In einem solchen Falle ist eine enge und vertrauensvolle Zusammenarbeit zwischen Staatsanwaltschaft und Polizei in ganz besonderem Maße erforderlich. Die partnerschaftliche Zusammenarbeit gebietet es, dass jede Stelle bei der Wahrnehmung ihrer Aufgaben auch die Belange der übrigen sich aus dem Lebenssachverhalt stellenden Aufgaben berücksichtigt. Schaltet sich die Staatsanwaltschaft ein, so werden der Staatsanwalt und die Polizei möglichst im Einvernehmen handeln.
Dies gilt auch dann, wenn die Situation die gleichzeitige angemessene Wahrnehmung beider Aufgaben nicht zulässt. In diesem Falle ist nach dem Grundsatz der Güter- und Pflichtenabwägung jeweils für die konkrete Lage zu entscheiden, ob die Strafverfolgung oder die Gefahrenabwehr das höherwertige Rechtsgut ist.

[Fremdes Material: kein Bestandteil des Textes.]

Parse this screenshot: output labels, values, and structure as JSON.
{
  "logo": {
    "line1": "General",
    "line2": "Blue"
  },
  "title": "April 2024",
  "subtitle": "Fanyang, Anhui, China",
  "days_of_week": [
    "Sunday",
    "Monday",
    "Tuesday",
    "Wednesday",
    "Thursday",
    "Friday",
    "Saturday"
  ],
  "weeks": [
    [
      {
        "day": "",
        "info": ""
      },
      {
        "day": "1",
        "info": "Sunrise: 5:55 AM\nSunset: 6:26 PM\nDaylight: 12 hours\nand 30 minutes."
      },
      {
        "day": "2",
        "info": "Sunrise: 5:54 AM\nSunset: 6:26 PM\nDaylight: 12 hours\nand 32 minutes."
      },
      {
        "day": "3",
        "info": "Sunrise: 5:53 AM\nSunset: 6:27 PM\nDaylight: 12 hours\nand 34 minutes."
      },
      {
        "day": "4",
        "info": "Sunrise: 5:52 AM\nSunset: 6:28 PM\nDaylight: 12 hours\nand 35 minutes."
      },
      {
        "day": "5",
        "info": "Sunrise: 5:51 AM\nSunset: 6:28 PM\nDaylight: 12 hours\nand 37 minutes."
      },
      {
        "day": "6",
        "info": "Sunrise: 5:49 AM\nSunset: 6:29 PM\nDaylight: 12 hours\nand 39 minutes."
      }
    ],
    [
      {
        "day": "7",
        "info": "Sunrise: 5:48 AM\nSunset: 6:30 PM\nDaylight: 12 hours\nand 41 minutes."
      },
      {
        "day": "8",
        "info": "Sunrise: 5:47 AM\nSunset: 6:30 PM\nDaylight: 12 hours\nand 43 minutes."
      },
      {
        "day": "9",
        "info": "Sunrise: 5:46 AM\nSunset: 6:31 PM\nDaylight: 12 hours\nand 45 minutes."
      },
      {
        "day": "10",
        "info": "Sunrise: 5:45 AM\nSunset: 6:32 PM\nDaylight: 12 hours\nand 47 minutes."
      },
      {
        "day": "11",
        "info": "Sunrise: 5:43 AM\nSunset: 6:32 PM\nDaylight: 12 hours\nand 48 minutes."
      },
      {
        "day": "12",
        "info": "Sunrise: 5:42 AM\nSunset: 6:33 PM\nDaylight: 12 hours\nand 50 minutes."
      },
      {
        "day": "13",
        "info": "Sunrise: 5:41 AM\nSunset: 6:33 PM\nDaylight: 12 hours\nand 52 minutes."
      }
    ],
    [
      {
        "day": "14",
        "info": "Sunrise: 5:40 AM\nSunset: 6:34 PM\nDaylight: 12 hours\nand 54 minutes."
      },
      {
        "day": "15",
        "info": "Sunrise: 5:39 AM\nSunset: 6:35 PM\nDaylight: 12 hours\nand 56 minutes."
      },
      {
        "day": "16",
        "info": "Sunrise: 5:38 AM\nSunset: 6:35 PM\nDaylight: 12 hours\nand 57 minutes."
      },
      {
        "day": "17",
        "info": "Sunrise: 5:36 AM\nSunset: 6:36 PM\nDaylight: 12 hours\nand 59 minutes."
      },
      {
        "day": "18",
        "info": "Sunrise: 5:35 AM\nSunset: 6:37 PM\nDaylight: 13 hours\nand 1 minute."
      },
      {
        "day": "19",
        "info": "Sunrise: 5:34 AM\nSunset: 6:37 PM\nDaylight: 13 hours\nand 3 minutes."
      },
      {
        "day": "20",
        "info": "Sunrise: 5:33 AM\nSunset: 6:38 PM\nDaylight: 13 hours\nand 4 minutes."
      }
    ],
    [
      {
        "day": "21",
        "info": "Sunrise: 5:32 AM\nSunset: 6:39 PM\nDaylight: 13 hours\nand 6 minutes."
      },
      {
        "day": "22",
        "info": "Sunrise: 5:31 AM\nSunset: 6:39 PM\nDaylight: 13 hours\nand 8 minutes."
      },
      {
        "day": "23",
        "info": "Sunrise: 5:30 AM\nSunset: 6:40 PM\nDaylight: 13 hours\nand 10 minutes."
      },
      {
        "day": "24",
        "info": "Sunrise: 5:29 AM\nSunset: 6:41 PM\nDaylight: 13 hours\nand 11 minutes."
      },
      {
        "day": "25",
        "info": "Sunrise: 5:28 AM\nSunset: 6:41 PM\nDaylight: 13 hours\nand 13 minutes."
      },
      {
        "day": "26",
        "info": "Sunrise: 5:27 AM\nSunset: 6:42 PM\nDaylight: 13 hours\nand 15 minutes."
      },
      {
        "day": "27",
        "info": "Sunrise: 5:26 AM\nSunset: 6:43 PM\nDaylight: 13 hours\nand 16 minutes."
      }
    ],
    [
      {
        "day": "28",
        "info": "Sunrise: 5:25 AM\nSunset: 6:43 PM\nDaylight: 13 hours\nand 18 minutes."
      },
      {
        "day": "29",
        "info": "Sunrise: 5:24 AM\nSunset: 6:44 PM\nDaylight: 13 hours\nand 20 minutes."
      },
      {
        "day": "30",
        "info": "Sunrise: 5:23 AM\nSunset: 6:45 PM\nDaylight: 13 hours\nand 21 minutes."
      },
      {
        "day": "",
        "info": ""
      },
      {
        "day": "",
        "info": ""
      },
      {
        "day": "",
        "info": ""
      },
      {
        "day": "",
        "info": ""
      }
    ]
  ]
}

Erfordert die Lage unverzüglich eine Entscheidung über die Anwendung unmittelbaren Zwanges und ist ein Einvernehmen darüber, welche Aufgabe in der konkreten Lage vorrangig vorzunehmen ist, – gegebenenfalls auch nach Einschaltung der vorgesetzten Dienststellen – nicht herzustellen, so entscheidet hierüber die Polizei.